Water-swallowing test (WST)
The Kubota drinking water test, which was proposed by the Japanese scholar Toshio Kubota, is graded and simple to perform [21] and is a sensitive screening tool that is widely used in neurology departments in China. The WST is usually performed with 90 ml of clear liquid, but the risk of aspiration, asphyxia, and other complications in patients in the acute phase of stroke cannot be ignored when large amounts of water are used in screening. Therefore, a modified version of the WST using a smaller amount of water (30 ml) was used in this study. The patient was asked to drink 30 ml of warm water from a cup while sitting in an upright position to observe the time required to drink and choking. Grade I meant that the patient swallowed the water smoothly in one sitting within 5 s, Grade II meant that the patient swallowed the water in more than 2 parts without choking, Grade III meant that the patient swallowed the water in one sitting with choking, Grade IV meant that the patient swallowed the water in more than 2 parts with choking, and Grade V meant that the patient choked frequently and could not swallow all the water. A grade I patient was considered normal; a grade I patient who swallowed the water in more than 5 s,a grade II patient who was suspected to have a swallowing disorder, and grade III patients and above were considered to have dysphagia.

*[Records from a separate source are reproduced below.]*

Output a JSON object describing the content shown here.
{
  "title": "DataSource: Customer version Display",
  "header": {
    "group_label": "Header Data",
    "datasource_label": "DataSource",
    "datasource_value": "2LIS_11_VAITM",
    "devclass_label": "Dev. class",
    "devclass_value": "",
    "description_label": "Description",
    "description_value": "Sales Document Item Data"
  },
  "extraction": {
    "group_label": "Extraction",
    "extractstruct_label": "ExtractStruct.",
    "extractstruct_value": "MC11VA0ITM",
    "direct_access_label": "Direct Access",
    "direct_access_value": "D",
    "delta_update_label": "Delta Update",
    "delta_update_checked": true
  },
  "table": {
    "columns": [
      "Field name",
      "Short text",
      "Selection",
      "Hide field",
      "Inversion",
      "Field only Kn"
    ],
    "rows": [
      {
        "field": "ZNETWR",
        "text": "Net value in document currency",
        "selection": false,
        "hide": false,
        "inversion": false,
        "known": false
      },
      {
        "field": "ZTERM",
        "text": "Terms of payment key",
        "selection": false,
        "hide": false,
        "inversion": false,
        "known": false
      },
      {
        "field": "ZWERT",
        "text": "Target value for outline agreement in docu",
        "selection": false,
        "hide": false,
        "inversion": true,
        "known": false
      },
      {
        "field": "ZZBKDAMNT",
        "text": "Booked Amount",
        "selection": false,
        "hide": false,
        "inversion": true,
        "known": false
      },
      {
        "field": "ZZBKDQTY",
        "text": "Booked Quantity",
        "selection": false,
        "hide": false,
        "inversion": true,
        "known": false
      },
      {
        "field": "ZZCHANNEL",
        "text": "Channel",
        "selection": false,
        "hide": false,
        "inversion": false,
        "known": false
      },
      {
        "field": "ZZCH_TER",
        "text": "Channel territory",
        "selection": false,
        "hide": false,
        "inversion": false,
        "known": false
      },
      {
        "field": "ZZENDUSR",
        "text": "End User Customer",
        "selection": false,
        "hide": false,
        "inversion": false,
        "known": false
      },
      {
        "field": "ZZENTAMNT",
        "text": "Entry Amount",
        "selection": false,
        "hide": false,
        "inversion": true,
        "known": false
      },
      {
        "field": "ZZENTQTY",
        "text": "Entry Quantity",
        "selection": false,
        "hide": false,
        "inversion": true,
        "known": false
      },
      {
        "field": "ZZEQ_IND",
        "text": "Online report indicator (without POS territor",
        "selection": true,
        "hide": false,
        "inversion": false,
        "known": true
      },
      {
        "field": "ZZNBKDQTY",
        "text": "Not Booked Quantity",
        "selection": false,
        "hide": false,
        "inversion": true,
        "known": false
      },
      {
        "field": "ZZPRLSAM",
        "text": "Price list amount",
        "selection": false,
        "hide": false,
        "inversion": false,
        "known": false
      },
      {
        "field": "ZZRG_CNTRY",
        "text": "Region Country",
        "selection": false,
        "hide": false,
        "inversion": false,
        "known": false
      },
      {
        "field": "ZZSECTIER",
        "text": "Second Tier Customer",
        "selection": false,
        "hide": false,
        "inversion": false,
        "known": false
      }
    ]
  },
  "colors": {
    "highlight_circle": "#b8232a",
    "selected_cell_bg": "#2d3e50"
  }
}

Self-rated oral health and general health
The self-rating of oral and physical health was assessed. A 5-point scale was used for assessment (1 = ”very poor”, 2 = ”poor”, 3 = ”fair”, 4 = ”good”, 5 = ”very good”) [22].

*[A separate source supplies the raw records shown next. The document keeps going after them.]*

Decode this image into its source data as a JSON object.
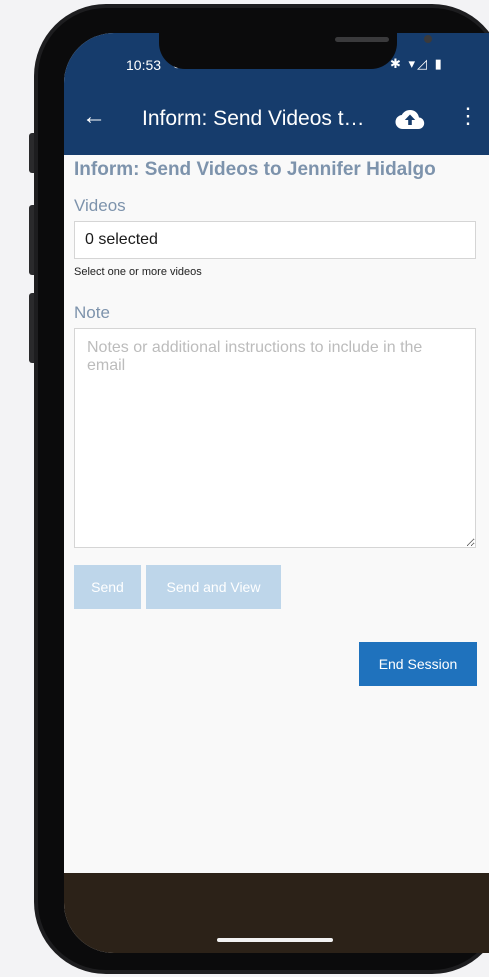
{
  "status_bar": {
    "time": "10:53",
    "left_icons": "⊙ ▭ ▭",
    "right_icons": "✱ ▾◿ ▮"
  },
  "app_bar": {
    "back_icon": "back-arrow-icon",
    "title": "Inform: Send Videos t…",
    "upload_icon": "cloud-upload-icon",
    "menu_icon": "more-vert-icon"
  },
  "form": {
    "title": "Inform: Send Videos to Jennifer Hidalgo",
    "videos_label": "Videos",
    "videos_value": "0 selected",
    "videos_hint": "Select one or more videos",
    "note_label": "Note",
    "note_placeholder": "Notes or additional instructions to include in the email",
    "note_value": ""
  },
  "buttons": {
    "send": "Send",
    "send_and_view": "Send and View",
    "end_session": "End Session"
  },
  "colors": {
    "app_bar": "#163c6c",
    "label": "#7d93ac",
    "disabled_button": "#bed6ea",
    "primary_button": "#1f72bd",
    "nav_bar": "#2c2218"
  }
}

Oral health impact profile-14 (OHIP-14)
The impact of OHRQoL was measured using the Chinese continental version of the Oral Health Impact Profile-14 (OHIP-14), validated by domestic scholars, with a Cronbach′s alpha coefficient of 0.93 in the Chinese version. Four common factors were extracted from the 14 entries: diminished independence, psychological discomfort, discomfort in physical functioning, and pain and discomfort of the mouth, with a cumulative contribution of 72.6% [23]. The questionnaire included 14 problems related to the experience: articulation difficulties, degradation of taste, pain, discomfort during eating, self-consciousness, emotional tension, dissatisfaction with eating, interruption of eating, difficulty relaxing, embarrassment, irritability, inability to complete daily tasks, reduced satisfaction with life, and complete inability to work. The frequency of occurrence was assessed on a five-point Likert scale: 0 = never, 1 = seldom, 2 = sometimes, 3 = frequently, and 4 = very often. All values were summed to calculate a total OHIP-14 score, which can vary between 0 and 56; the higher the OHIP-14 score, the worse the OHRQoL. The options “very often” or “often” were considered to have a negative impact on the patient. In the present study, the Cronbach′s α coefficient for the OHIP-14 was 0.87.
Statistical analysis
Data were analysed using IBM® SPSS® Statistics 26.0. Means ± standard deviations or frequencies and percentages were used to describe participants’ demographic information and oral health KAP and self-rated general and oral health status. The OHIP-14 score data were nonnormally distributed, and the Mann‒Whitney U test and Kruskal‒Wallis H test were uesed to assess differences in sample characteristics. Spearman’s correlation was used to assess the correlation between the variables and OHRQoL. All significant variables were entered into a multiple linear regression with OHRQoL as the dependent variable, and a stepwise regression method was performed to control for the effects of possible confounding factors. Two-tailed tests were used in all analyses, and the significance level was set at P < 0.05.